Pancreatitis is a failure of the pancreas, an organ in the abdomen, to do its job. The pancreas has two main functions — to produce digestive enzymes and insulin. The digestive enzymes pass down a duct and empty into the intestine. Eating stimulates the pancreas to increase production of digestive enzymes, which digest meat, carbohydrates and fats. In dogs, this duct enters very close to the opening of the bile duct, which brings bile from the liver to the intestine. In cats, it shares the opening of the bile duct.
Occasionally some of these enzymes may leak into the pancreas and surrounding tissues and the pancreas starts to ‘digest’ itself, causing pain and inflammation — pancreatitis — and sometimes peritonitis.
Pancreatitis may occur simply because a patient has eaten a particularly fatty meal, causing large amounts of digestive enzymes to be released, or there may be no obvious explanation. However, once patients have had one episode of pancreatitis they are more prone to experiencing repeated bouts of the condition. Pancreatitis is much more common in middle-aged, overweight, female dogs but it can occur in male or female dogs of any age or weight.
SEVERITY: Can be serious and, occasionally, fatal without proper treatment.
Patients with pancreatitis may just present as lethargic but vomiting is common, as is diarrhoea.
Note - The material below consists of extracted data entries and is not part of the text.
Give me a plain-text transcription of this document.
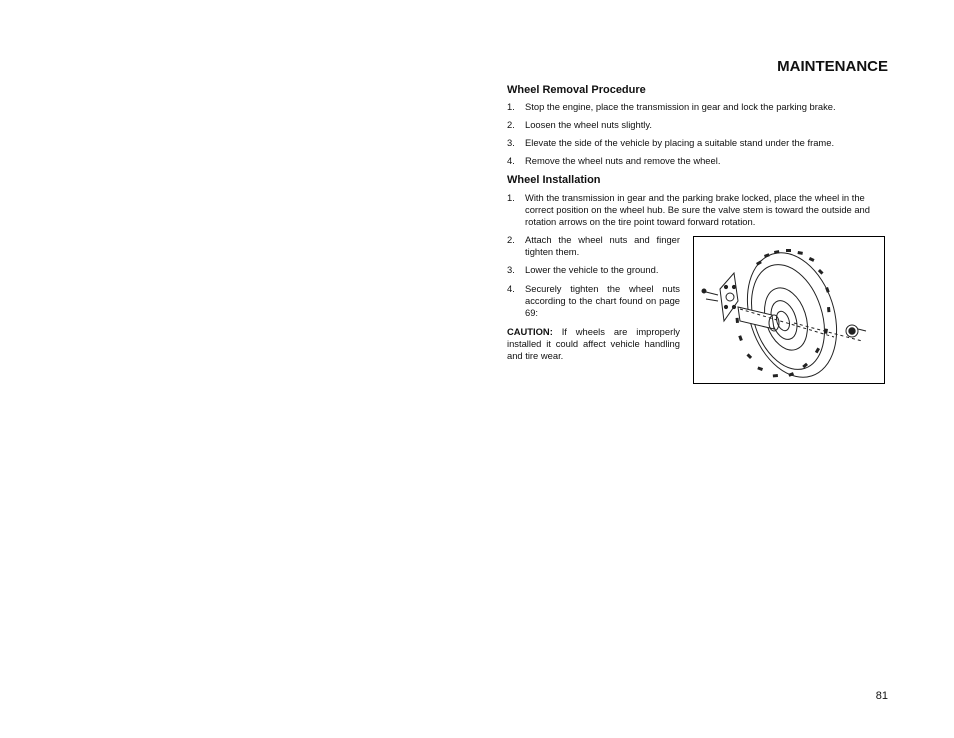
MAINTENANCE
Wheel Removal Procedure
1.	Stop the engine, place the transmission in gear and lock the parking brake.
2.	Loosen the wheel nuts slightly.
3.	Elevate the side of the vehicle by placing a suitable stand under the frame.
4.	Remove the wheel nuts and remove the wheel.
Wheel Installation
1.	With the transmission in gear and the parking brake locked, place the wheel in the correct position on the wheel hub. Be sure the valve stem is toward the outside and rotation arrows on the tire point toward forward rotation.
2.	Attach the wheel nuts and finger tighten them.
3.	Lower the vehicle to the ground.
4.	Securely tighten the wheel nuts according to the chart found on page 69:

CAUTION: If wheels are improperly installed it could affect vehicle handling and tire wear.

81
Your pet’s appetite may or may not be affected but eating will usually cause vomiting. Thirst may also be increased and drinking will often also cause vomiting. There may be fever and dehydration and, often, abdominal pain which the dog may attempt to ease by getting into a ‘praying’ position — standing on hind legs, but with elbows on the ground.
Jaundice — yellowing of the skin and other surfaces — may be seen as an inflamed pancreas can block off the bile duct and cause yellow pigment to build up in the blood.
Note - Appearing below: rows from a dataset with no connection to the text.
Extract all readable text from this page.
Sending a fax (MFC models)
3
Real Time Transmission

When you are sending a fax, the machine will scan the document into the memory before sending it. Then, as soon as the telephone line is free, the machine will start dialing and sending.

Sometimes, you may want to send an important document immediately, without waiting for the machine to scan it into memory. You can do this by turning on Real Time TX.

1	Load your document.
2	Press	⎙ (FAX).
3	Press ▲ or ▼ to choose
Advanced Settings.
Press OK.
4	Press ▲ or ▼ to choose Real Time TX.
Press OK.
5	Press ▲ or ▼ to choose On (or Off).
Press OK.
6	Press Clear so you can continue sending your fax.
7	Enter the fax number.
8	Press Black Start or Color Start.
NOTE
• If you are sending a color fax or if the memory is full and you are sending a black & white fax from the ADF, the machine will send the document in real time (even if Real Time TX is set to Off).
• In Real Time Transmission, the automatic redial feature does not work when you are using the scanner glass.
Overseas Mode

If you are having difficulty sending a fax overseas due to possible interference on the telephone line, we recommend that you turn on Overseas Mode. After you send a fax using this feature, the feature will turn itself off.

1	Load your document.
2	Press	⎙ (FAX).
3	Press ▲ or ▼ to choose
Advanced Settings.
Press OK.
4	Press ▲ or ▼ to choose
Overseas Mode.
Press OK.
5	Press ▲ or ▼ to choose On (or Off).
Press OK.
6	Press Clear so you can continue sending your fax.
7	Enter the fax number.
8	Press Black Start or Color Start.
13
Diagnosis is usually made on a combination of clinical signs and the results of blood and urine tests. The blood tests assess the level of two enzymes (amylase and lipase) that the pancreas releases into the blood. Also examined are the level of inflammatory response, electrolytes, and liver and kidney function, to give a measure of severity of the disease process and help us rule out other diseases with similar signs.
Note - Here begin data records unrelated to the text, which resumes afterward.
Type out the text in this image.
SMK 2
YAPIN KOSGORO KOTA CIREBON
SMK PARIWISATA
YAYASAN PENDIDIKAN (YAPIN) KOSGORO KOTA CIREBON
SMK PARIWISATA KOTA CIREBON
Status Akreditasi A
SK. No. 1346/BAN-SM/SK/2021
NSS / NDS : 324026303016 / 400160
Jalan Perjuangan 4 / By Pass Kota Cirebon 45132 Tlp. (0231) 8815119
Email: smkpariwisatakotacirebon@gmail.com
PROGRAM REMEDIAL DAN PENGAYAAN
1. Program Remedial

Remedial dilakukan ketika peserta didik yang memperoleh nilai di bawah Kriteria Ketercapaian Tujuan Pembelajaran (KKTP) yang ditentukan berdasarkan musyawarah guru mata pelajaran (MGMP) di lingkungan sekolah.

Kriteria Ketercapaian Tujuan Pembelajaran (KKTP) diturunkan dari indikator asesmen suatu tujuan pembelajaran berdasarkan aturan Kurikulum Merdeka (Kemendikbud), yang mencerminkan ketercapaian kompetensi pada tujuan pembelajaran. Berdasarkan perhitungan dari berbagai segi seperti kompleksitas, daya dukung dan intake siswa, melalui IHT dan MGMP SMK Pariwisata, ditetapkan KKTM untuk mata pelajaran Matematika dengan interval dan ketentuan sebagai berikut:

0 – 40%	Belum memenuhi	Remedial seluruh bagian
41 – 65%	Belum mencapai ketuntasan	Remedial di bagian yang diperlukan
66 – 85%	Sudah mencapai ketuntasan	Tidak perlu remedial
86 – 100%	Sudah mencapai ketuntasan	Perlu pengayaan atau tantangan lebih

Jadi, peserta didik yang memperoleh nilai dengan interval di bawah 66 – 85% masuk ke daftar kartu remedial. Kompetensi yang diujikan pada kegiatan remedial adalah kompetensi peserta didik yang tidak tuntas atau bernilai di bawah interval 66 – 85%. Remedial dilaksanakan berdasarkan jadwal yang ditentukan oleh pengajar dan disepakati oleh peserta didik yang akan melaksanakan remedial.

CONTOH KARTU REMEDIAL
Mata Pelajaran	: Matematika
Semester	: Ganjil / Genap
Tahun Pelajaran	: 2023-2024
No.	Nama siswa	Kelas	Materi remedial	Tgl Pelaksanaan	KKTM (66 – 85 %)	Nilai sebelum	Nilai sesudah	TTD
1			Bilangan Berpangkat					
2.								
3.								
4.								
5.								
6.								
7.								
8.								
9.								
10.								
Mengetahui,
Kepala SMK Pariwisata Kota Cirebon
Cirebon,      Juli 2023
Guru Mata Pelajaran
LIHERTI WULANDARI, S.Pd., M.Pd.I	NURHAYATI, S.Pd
Treatment involves preventing further damage and reversing the signs, generally using a five-pronged approach.
- We will first place the animal on a ‘no food or water by mouth’ regime to reduce the activity of the pancreas.
- Provide intravenous fluids, often with a vitamin supplement, to maintain hydration and flush out toxins.
- Antibiotics will be prescribed to prevent the damaged pancreas becoming infected.
- Anti-vomiting drugs will be used to settle the stomach and reduce nausea.
- Pain relief will be given to reduce abdominal discomfort.
As the vomiting and pain subside — usually over 1-5 days — small amounts of water are offered. If no vomiting occurs then bland food is offered. It is very important not to feed too early or too much; if vomiting recurs you can be back to square one. Gradually meals are made larger and mixed with normal (low fat) food.
Occasionally the pancreas can develop one or more abscesses (pockets of pus) after inflammation. This may require ultrasound examination and surgery to diagnose and fix. Rarely, usually after repeated bouts of pancreatitis, the pancreas may have lost so much tissue that it can no longer produce enough enzymes. If insulin production is affected this will make the patient diabetic. If digestive enzyme production is affected special supplements will need to be added to the food so proper digestion can occur.
Pancreatitis is a quite serious condition. Not all cases require hospitalisation but the majority do. Most patients pull through with proper care and treatment but occasionally a serious case is fatal. The longer a sick animal is left without treatment, the more likely it is to be one that will not survive.
Most dogs will never get pancreatitis, but there are things you can do to improve the odds of your pet suffering the disease. Always avoid very fatty meals and ensure your dog is not overweight.
If a dog has had pancreatitis once this should be taken as a very serious warning to feed only reduced fat food from then on. It takes only one dim sim, or one sausage from the barbecue to potentially put the patient back into hospital in a serious condition. This may mean warning visitors not to feed your dog, or even locking him up until visitors leave. Special prescription diets are often recommended to reduce the risk of another bout of the disease.